Welcome to the Bourgeoisie

Surface phenomena don’t count. Liberal, musician, college professor, Buddhist: the image is of wasp-slim herb-tea-swilling natural-fiber-clad chap with silver gray hair in a Prius (or maybe on a bicycle.) Well, that’s not me. My liberal, musical, professorial, and Buddhist self is a happily boozing zaftig guy with a beach-ball middle and short blondish hair. I look way younger than my calendar age of 60.

Back when I committed to a life in music I signed on to the artist’s vow of poverty. Back then has become, half a century later, right now and I’m not poor. Income isn’t outrageous but it’s just fine and dandy, thank you very much. That siren call of the comfortable American bourgeoisie has beckoned me into its arms, with all its privilege and its comfort and its sense of entitlement. Perhaps I’m mis-stating the situation. The bourgeoisie hasn’t so much swept me into its featherbed as I have swan-dived directly into its welcoming embrace. I’m sixty, I’m professionally secure, I’m economically comfortable, and I’m not the slightest bit embarrassed about one jot of it. If you’re looking for an intense, beetle-browed protester, look elsewhere.

Well, I’ve earned it, dammit, and I continue to earn it. I examine my forthcoming teaching schedule and I wonder how in the blazes I’m going to be able to do it all. Nonetheless, the schedule always looks like that and I always manage to get it all done, and not just on a wing and a prayer, either. I’m long past the time of life when just getting by will suffice. At 60 I have standards for personal accomplishment, and they’re high. I’ll meet it all with style and panache, and without any stress to speak of. I have met all such challenges before, many times, and successfully. Nothing reassures like familiarity: been there, done that, can do again.

What has brought me to the realization that I have cast off any last remaining striving-starving-artist identity? (Not that anybody looking at me would ever use the word “starving” except satirically.) It is this: I traded in my practical and economical 2003 Honda Civic—in excellent shape, to be sure—for a brand-new Toyota Camry XLE, the model with every bell and whistle Toyota has in its corporate carpetbag. Top of the line; no compromises. To drive such a fully-loaded Camry is to enter into a willingly subservient partnership with a breathtakingly competent manager that swaddles one in a cocoon of cuddly stewardship. Hard-core car types will kvetch that a Camry doesn’t give you much feel for the road. They’re right. It doesn’t. Maybe when I was 25 I itched for a feel for the road. But I don’t want it now. Roads are crackly hard strips of vile-smelling asphalt. I’d much rather be sheltered from all that, and the Camry sees to it that my nose needn’t wrinkle nor my tuckus be jarred. That isn’t to say that the Camry is absolutely divorced from reality, à la the 1959 Cadillac Eldorado. Nope. This particular model sports a beefy engine that can produce some downright thrilling Gs upon a solid thwack on the pedal. Well, thrilling to a card-carrying member of the zaftig bourgeoisie. Acceleration aside, the overall experience is of being in a soft-gray-and-white, polished wood, and carpeted room. It rolls. Oh, so smoothly it rolls.
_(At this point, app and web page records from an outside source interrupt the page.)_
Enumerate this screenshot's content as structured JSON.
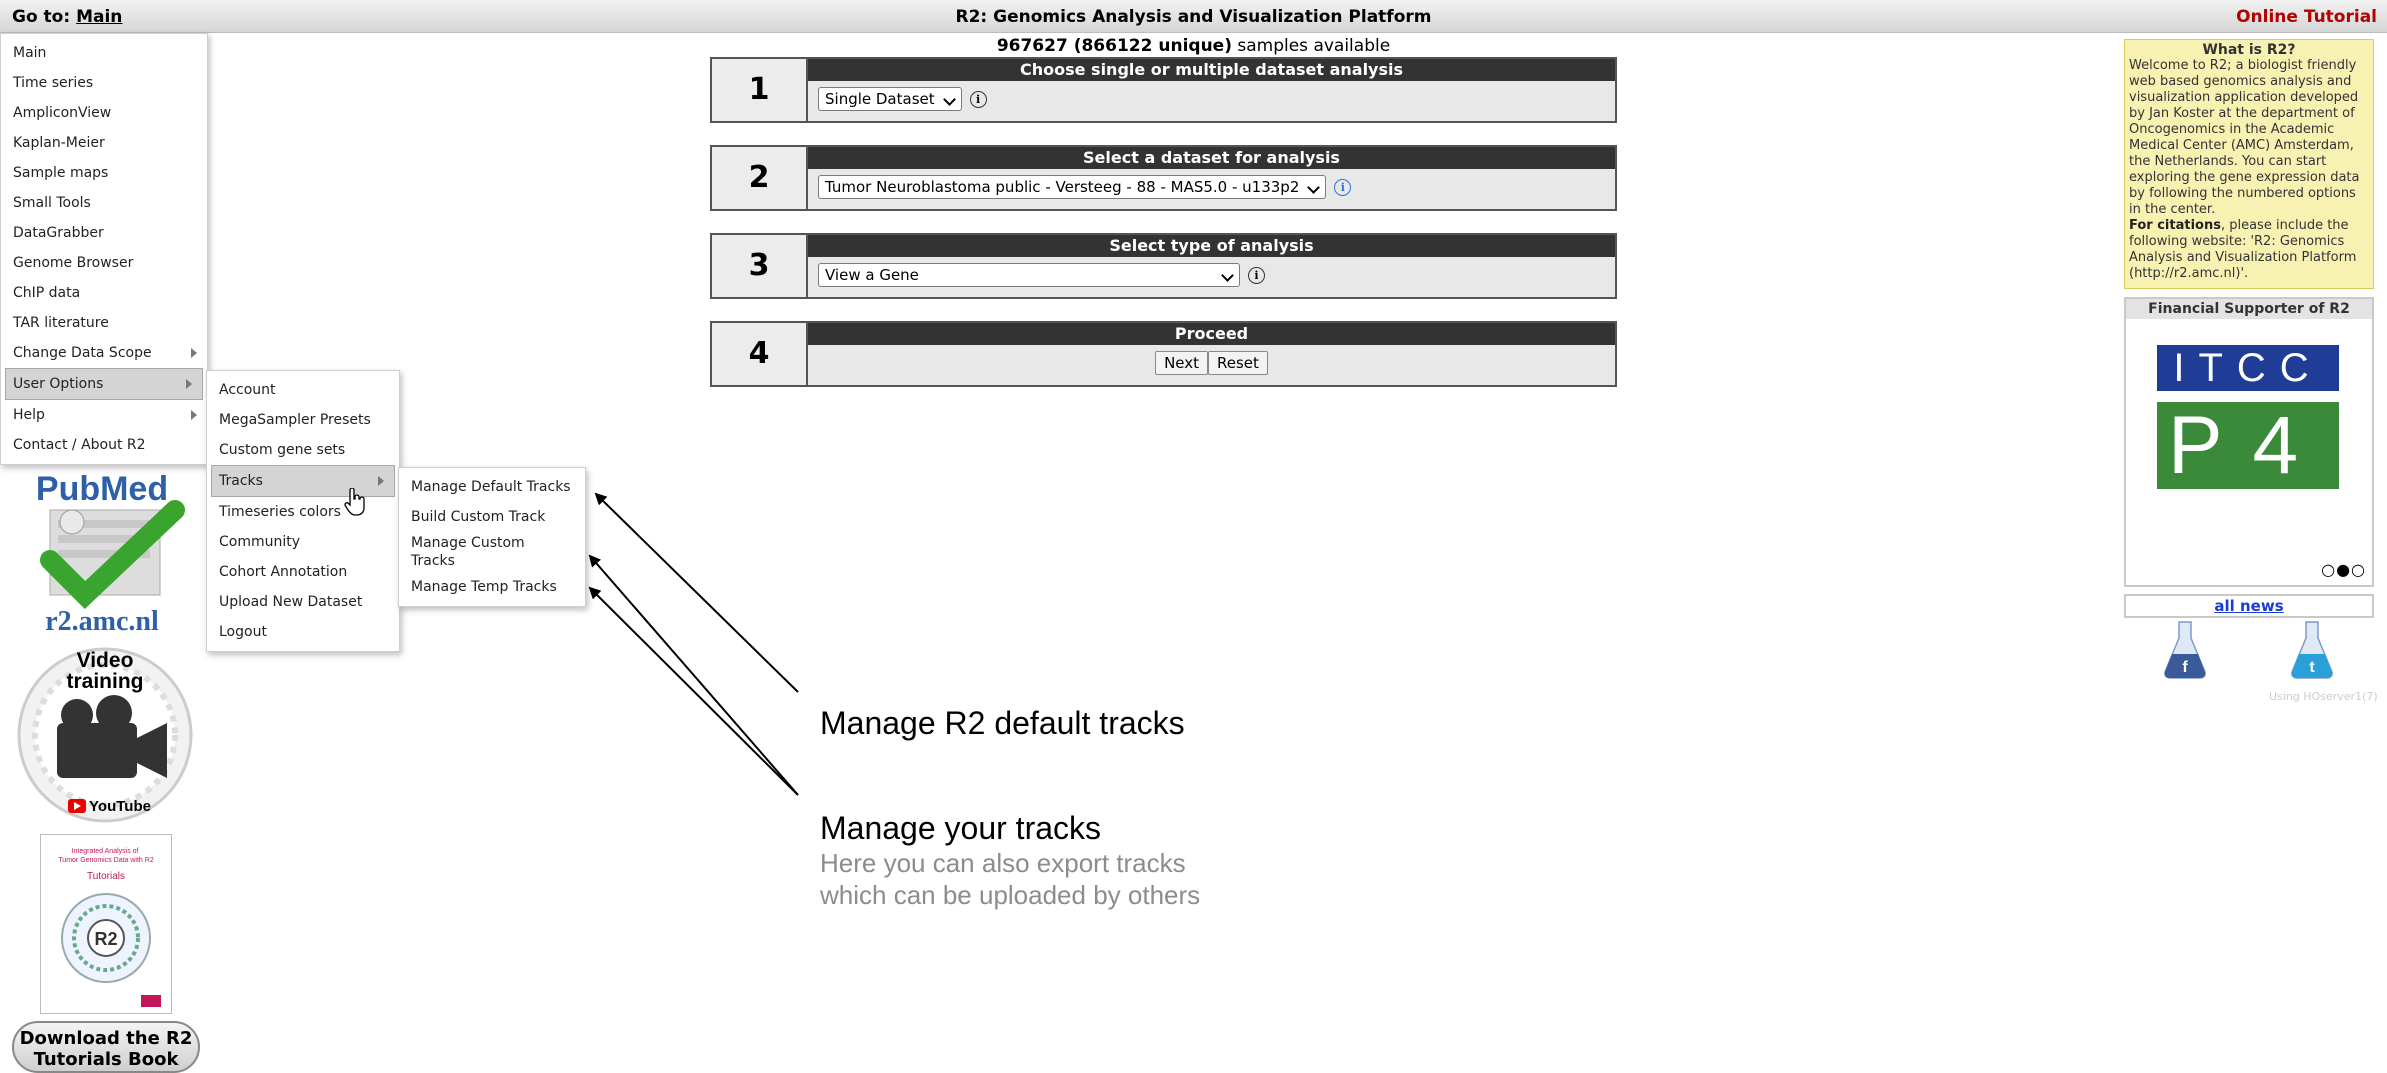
{
  "topbar": {
    "goto_label": "Go to:",
    "goto_link": "Main",
    "title": "R2: Genomics Analysis and Visualization Platform",
    "tutorial": "Online Tutorial"
  },
  "main_menu": {
    "items": [
      {
        "label": "Main"
      },
      {
        "label": "Time series"
      },
      {
        "label": "AmpliconView"
      },
      {
        "label": "Kaplan-Meier"
      },
      {
        "label": "Sample maps"
      },
      {
        "label": "Small Tools"
      },
      {
        "label": "DataGrabber"
      },
      {
        "label": "Genome Browser"
      },
      {
        "label": "ChIP data"
      },
      {
        "label": "TAR literature"
      },
      {
        "label": "Change Data Scope"
      },
      {
        "label": "User Options"
      },
      {
        "label": "Help"
      },
      {
        "label": "Contact / About R2"
      }
    ]
  },
  "user_menu": {
    "items": [
      {
        "label": "Account"
      },
      {
        "label": "MegaSampler Presets"
      },
      {
        "label": "Custom gene sets"
      },
      {
        "label": "Tracks"
      },
      {
        "label": "Timeseries colors"
      },
      {
        "label": "Community"
      },
      {
        "label": "Cohort Annotation"
      },
      {
        "label": "Upload New Dataset"
      },
      {
        "label": "Logout"
      }
    ]
  },
  "tracks_menu": {
    "items": [
      {
        "label": "Manage Default Tracks"
      },
      {
        "label": "Build Custom Track"
      },
      {
        "label": "Manage Custom Tracks"
      },
      {
        "label": "Manage Temp Tracks"
      }
    ]
  },
  "left": {
    "pubmed_text": "PubMed",
    "r2amc_text": "r2.amc.nl",
    "video_text_1": "Video",
    "video_text_2": "training",
    "youtube_text": "YouTube",
    "book_title": "Integrated Analysis of Tumor Genomics Data with R2",
    "book_sub": "Tutorials",
    "book_logo": "R2",
    "download_line1": "Download the R2",
    "download_line2": "Tutorials Book"
  },
  "samples": {
    "count": "967627 (866122 unique)",
    "suffix": "samples available"
  },
  "steps": [
    {
      "num": "1",
      "title": "Choose single or multiple dataset analysis",
      "value": "Single Dataset"
    },
    {
      "num": "2",
      "title": "Select a dataset for analysis",
      "value": "Tumor Neuroblastoma public - Versteeg - 88 - MAS5.0 - u133p2"
    },
    {
      "num": "3",
      "title": "Select type of analysis",
      "value": "View a Gene"
    },
    {
      "num": "4",
      "title": "Proceed",
      "next": "Next",
      "reset": "Reset"
    }
  ],
  "annotations": {
    "default_tracks": "Manage R2 default tracks",
    "your_tracks": "Manage your tracks",
    "export_line1": "Here you can also export tracks",
    "export_line2": "which can be uploaded by others"
  },
  "sidebar": {
    "whatis_title": "What is R2?",
    "whatis_text": "Welcome to R2; a biologist friendly web based genomics analysis and visualization application developed by Jan Koster at the department of Oncogenomics in the Academic Medical Center (AMC) Amsterdam, the Netherlands. You can start exploring the gene expression data by following the numbered options in the center.",
    "citation_bold": "For citations",
    "citation_text": ", please include the following website: 'R2: Genomics Analysis and Visualization Platform (http://r2.amc.nl)'.",
    "supporter_title": "Financial Supporter of R2",
    "itcc": "ITCC",
    "p4": "P4",
    "dots": "○●○",
    "all_news": "all news",
    "server": "Using HOserver1(7)"
  },
  "colors": {
    "step_header": "#333333",
    "tutorial": "#b30000",
    "whatis_bg": "#f7f1b2",
    "itcc_blue": "#1f3d97",
    "p4_green": "#3a8a3a"
  }
}
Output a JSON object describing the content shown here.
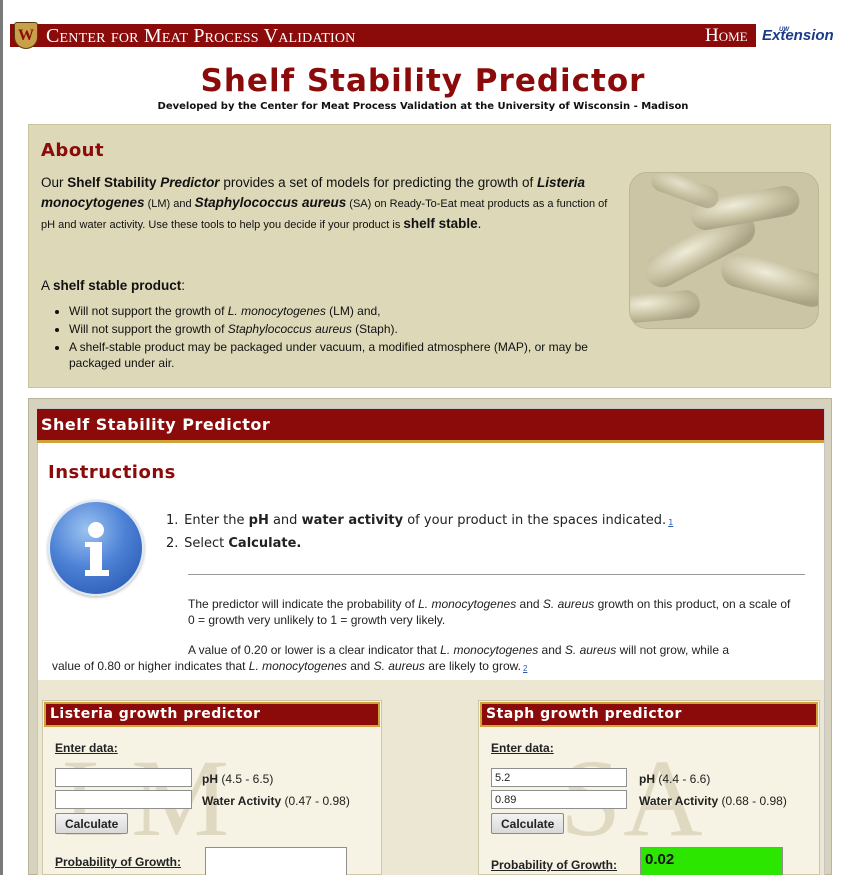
{
  "header": {
    "crest_letter": "W",
    "site_title": "Center for Meat Process Validation",
    "home_label": "Home",
    "extension_logo": "Extension",
    "extension_logo_small": "UW"
  },
  "page": {
    "title": "Shelf Stability Predictor",
    "subtitle": "Developed by the Center for Meat Process Validation at the University of Wisconsin - Madison"
  },
  "about": {
    "heading": "About",
    "p1": "Our ",
    "p2": "Shelf Stability ",
    "p3": "Predictor",
    "p4": " provides a set of models for predicting the growth of ",
    "p5": "Listeria monocytogenes",
    "p6": " (LM) and ",
    "p7": "Staphylococcus aureus",
    "p8": " (SA) on Ready-To-Eat meat products as a function of pH and water activity. Use these tools to help you decide if your product is ",
    "p9": "shelf stable",
    "p10": ".",
    "shelf_a": "A ",
    "shelf_b": "shelf stable product",
    "shelf_c": ":",
    "bullet1_a": "Will not support the growth of ",
    "bullet1_b": "L. monocytogenes",
    "bullet1_c": " (LM) and,",
    "bullet2_a": "Will not support the growth of ",
    "bullet2_b": "Staphylococcus aureus",
    "bullet2_c": " (Staph).",
    "bullet3": "A shelf-stable product may be packaged under vacuum, a modified atmosphere (MAP), or may be packaged under air."
  },
  "predictor": {
    "heading": "Shelf Stability Predictor",
    "instructions_title": "Instructions",
    "step1_num": "1.",
    "step1_a": "Enter the ",
    "step1_b": "pH",
    "step1_c": " and ",
    "step1_d": "water activity",
    "step1_e": " of your product in the spaces indicated.",
    "step1_ref": "1",
    "step2_num": "2.",
    "step2_a": "Select ",
    "step2_b": "Calculate.",
    "note1_a": "The predictor will indicate the probability of ",
    "note1_b": "L. monocytogenes",
    "note1_c": " and ",
    "note1_d": "S. aureus",
    "note1_e": " growth on this product, on a scale of 0 = growth very unlikely to 1 = growth very likely.",
    "note2_a": "A value of 0.20 or lower is a clear indicator that ",
    "note2_b": "L. monocytogenes",
    "note2_c": " and ",
    "note2_d": "S. aureus",
    "note2_e": " will not grow, while a",
    "note3_a": "value of 0.80 or higher indicates that ",
    "note3_b": "L. monocytogenes",
    "note3_c": " and ",
    "note3_d": "S. aureus",
    "note3_e": " are likely to grow.",
    "note3_ref": "2"
  },
  "listeria": {
    "heading": "Listeria growth predictor",
    "watermark": "LM",
    "enter_label": "Enter data",
    "colon": ":",
    "ph_value": "",
    "aw_value": "",
    "ph_label": "pH",
    "ph_range": " (4.5 - 6.5)",
    "aw_label": "Water Activity",
    "aw_range": " (0.47 - 0.98)",
    "calculate": "Calculate",
    "prob_label": "Probability of Growth",
    "prob_value": ""
  },
  "staph": {
    "heading": "Staph growth predictor",
    "watermark": "SA",
    "enter_label": "Enter data",
    "colon": ":",
    "ph_value": "5.2",
    "aw_value": "0.89",
    "ph_label": "pH",
    "ph_range": " (4.4 - 6.6)",
    "aw_label": "Water Activity",
    "aw_range": " (0.68 - 0.98)",
    "calculate": "Calculate",
    "prob_label": "Probability of Growth",
    "prob_value": "0.02"
  },
  "colors": {
    "brand_red": "#8b0a0a",
    "gold": "#d1a23a",
    "about_bg": "#ddd8b8",
    "result_green": "#2de600"
  }
}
Whatever mid-life crises I had are past and it’s clean sailing from this point on until the endgame hospital years. Ergo, comfort is the name of the game now. Safety, too. And reliability. Thus I lay my hand on the door handle: the car beeps softly, the fog lights flash and the locks pop open. It knows who Daddy is. (Daddy is the one with the electronic smart key in his pocket.) The Camry tries to protect me from my own inattentiveness: it puts up a warning on the side-view mirrors if there’s a car in my blindspot and beeps piteously if I’m backing up into something passing by. When I’m backing up it shows me the scene behind me on a lovely, crystal-clear screen. It plays music for me from any number of sources. It has established a partnership with my iPhone that enables it to make and receive calls hands-free, play music, and do a lot of other cool things. I can talk to it: “Go Home,” I can say, and it will most solicitously direct me along the proper path to my comfy bourgeois house. My seats are heated should my fanny feel a chill, while the cabin proper is temperature-controlled to my liking without any further fiddling or tweaking. It will scope out the best prices for gas within a reasonable distance. It learned my garage-door opener code. It locks itself automatically and unlocks itself and watches over both of our security with quiet competence.

In short, it’s not so much a car as it is a bodyguard and sidekick. Like any good bodyguard, it manages to look and feel bigger than it really is. Its solidity and competence are not illusions, however: it’s really everything it claims to be.

The bourgeois vehicle of choice, the Toyota Camry. As an acknowledged, card-carrying member of the American bourgeoisie, I can well understand why.